Plus récemment, les contributeurs du livre « Haïti : couleurs, croyances, créole » ont noté qu’« À partir de l’occupation américaine (…) on commença à réclamer l’utilisation du créole dans une vaste campagne d’alphabétisation du peuple. Que l’on puisse également produire des œuvres littéraires sérieuses et des études scientifiques en créole semblait prématuré [sic]. Il est vrai qu’une Académie créole fut fondée en 1947, sous la présidence de Charles-Fernand Pressoir et la vice-présidence de Jean Price-Mars. Mais, après sa séance inaugurale, dont Haïti Journal rend compte le 10 février, elle semble ne s’être plus jamais réunie. 1956 vit la création, sous la présidence de Lamartinière Honorat, d’un Institut de langue créole, société culturelle dont les statuts furent publiés dans Panorama (nouvelle série, mars 1956, pp. 35-38). Son but était « de promouvoir le développement de la langue créole et de la culture populaire nationale ». Cet Institut de langue créole se proposait, entre autres tâches, de « publier une histoire complète de la langue créole et une revue littéraire créole » et de « préparer l’édition d’une grammaire et d’un dictionnaire créoles ». Ces projets non plus n’aboutirent pas. » (« Haïti : couleurs, croyances, créole », sous la direction de Léon-François Hoffmann : Éditions du Cidihca, 1989).

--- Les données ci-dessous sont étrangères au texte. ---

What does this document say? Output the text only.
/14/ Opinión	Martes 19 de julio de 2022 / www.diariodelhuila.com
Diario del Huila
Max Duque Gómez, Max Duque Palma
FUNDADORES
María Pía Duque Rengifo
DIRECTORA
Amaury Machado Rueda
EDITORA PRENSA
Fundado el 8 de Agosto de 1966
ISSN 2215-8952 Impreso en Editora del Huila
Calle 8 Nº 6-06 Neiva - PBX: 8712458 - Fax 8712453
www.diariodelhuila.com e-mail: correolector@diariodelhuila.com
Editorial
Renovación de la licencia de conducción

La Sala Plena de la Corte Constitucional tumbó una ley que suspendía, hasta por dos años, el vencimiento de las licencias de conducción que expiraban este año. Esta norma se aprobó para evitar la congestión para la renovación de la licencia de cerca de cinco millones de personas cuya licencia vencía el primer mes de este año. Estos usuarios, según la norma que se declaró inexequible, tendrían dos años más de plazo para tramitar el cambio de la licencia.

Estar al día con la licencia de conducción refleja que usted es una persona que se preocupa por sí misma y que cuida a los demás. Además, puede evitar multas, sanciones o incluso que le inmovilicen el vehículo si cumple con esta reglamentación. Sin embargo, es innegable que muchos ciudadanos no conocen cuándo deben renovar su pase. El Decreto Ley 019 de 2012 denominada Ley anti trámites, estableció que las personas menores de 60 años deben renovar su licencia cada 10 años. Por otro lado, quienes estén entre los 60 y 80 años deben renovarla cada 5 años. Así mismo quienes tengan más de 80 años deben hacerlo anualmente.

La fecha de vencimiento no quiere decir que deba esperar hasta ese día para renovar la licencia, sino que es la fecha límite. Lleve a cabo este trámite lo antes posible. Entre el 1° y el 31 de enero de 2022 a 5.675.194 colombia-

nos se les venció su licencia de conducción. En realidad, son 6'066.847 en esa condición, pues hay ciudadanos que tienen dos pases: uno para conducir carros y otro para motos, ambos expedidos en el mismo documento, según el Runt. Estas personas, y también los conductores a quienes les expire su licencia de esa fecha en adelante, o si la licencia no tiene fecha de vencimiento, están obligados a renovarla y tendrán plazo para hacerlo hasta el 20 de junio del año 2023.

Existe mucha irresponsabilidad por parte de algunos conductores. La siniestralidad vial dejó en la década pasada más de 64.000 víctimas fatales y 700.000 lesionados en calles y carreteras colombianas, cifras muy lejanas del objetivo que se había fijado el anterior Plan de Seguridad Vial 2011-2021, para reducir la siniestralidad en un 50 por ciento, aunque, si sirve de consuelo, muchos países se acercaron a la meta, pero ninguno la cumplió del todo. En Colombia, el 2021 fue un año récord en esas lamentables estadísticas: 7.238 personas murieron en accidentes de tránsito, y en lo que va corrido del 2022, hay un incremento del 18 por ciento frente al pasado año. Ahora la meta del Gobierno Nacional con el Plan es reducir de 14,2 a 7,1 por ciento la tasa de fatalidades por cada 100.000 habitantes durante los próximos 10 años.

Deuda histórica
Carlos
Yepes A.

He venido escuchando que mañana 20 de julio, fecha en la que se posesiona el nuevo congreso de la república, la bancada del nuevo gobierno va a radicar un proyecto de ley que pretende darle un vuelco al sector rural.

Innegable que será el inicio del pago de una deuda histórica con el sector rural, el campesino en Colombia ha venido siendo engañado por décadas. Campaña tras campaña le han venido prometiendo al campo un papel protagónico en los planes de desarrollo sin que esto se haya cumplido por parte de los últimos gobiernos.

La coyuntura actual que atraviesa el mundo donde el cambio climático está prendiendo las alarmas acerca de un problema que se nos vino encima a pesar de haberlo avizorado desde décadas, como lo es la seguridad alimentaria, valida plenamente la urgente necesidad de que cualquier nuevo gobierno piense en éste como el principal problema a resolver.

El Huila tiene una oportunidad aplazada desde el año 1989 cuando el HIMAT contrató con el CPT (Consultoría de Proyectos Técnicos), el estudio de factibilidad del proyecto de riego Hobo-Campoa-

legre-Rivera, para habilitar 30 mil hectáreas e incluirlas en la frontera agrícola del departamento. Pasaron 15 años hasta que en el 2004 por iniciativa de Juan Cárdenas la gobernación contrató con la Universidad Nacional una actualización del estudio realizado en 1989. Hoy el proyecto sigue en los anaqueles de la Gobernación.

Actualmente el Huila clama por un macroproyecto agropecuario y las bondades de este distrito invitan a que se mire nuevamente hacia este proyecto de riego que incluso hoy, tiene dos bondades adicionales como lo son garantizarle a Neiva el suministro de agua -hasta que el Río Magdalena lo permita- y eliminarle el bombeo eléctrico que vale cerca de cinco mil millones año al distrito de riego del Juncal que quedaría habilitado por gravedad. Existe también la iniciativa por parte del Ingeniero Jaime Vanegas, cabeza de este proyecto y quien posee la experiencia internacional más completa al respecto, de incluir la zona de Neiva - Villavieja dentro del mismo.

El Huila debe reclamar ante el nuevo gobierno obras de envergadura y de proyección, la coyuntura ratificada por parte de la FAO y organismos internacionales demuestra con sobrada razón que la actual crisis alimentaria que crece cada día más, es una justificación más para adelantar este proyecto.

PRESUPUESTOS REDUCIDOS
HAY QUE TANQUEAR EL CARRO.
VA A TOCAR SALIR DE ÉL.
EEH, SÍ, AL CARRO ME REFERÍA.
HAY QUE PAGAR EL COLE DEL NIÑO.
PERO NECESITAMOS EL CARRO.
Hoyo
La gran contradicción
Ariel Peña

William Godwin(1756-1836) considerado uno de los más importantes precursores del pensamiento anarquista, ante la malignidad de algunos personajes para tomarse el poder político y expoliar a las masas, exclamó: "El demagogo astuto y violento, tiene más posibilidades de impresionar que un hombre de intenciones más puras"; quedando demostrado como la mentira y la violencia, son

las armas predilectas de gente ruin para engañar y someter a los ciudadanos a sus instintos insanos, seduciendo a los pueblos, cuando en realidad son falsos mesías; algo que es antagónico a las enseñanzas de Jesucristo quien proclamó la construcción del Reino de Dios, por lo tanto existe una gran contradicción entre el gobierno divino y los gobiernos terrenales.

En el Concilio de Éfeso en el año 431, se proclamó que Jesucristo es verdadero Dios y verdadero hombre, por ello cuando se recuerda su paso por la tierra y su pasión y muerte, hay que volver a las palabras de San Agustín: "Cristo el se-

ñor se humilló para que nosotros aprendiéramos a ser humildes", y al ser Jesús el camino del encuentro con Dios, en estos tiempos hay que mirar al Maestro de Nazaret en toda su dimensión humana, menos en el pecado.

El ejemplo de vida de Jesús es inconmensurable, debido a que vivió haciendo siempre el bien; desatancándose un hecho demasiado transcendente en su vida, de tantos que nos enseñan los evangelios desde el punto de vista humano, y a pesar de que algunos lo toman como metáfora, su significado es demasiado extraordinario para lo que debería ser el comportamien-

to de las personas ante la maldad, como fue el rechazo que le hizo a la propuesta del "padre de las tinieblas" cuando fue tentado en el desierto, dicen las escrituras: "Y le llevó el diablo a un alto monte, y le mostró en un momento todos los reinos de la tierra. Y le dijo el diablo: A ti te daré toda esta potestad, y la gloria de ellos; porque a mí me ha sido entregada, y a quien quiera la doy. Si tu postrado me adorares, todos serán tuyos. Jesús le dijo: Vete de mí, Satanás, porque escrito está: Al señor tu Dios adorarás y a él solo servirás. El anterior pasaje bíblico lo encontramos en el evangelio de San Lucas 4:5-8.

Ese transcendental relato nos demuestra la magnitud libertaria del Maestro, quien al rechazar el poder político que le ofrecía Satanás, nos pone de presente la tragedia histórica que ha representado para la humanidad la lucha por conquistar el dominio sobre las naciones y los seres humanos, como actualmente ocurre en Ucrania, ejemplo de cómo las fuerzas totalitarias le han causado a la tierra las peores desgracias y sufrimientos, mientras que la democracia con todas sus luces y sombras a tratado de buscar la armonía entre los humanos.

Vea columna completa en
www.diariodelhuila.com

Connue sous l’appellation de réforme Bernard et mise en route en 1979, la première grande réforme du système éducatif haïtien est souvent évoquée par des auteurs divers et par des enseignants, et elle est également citée dans nombre de documents du ministère de l’Éducation nationale. A-t-elle été une réforme voulue, conceptualisée et soutenue par l’État haïtien ? Quel a été le rôle des agences internationales dans son élaboration et sa conduite ? Est-il juste de poser le constat qu’elle a été véritablement la première entreprise d’envergure nationale d’aménagement du créole dans le système éducatif haïtien ? Dispose-t-on aujourd’hui d’un bilan exhaustif de cette réforme élaboré par l’État haïtien ou par une autre instance et qui soit capable d’éclairer ou de contribuer à guider l’élaboration d’une future politique linguistique éducative en Haïti ?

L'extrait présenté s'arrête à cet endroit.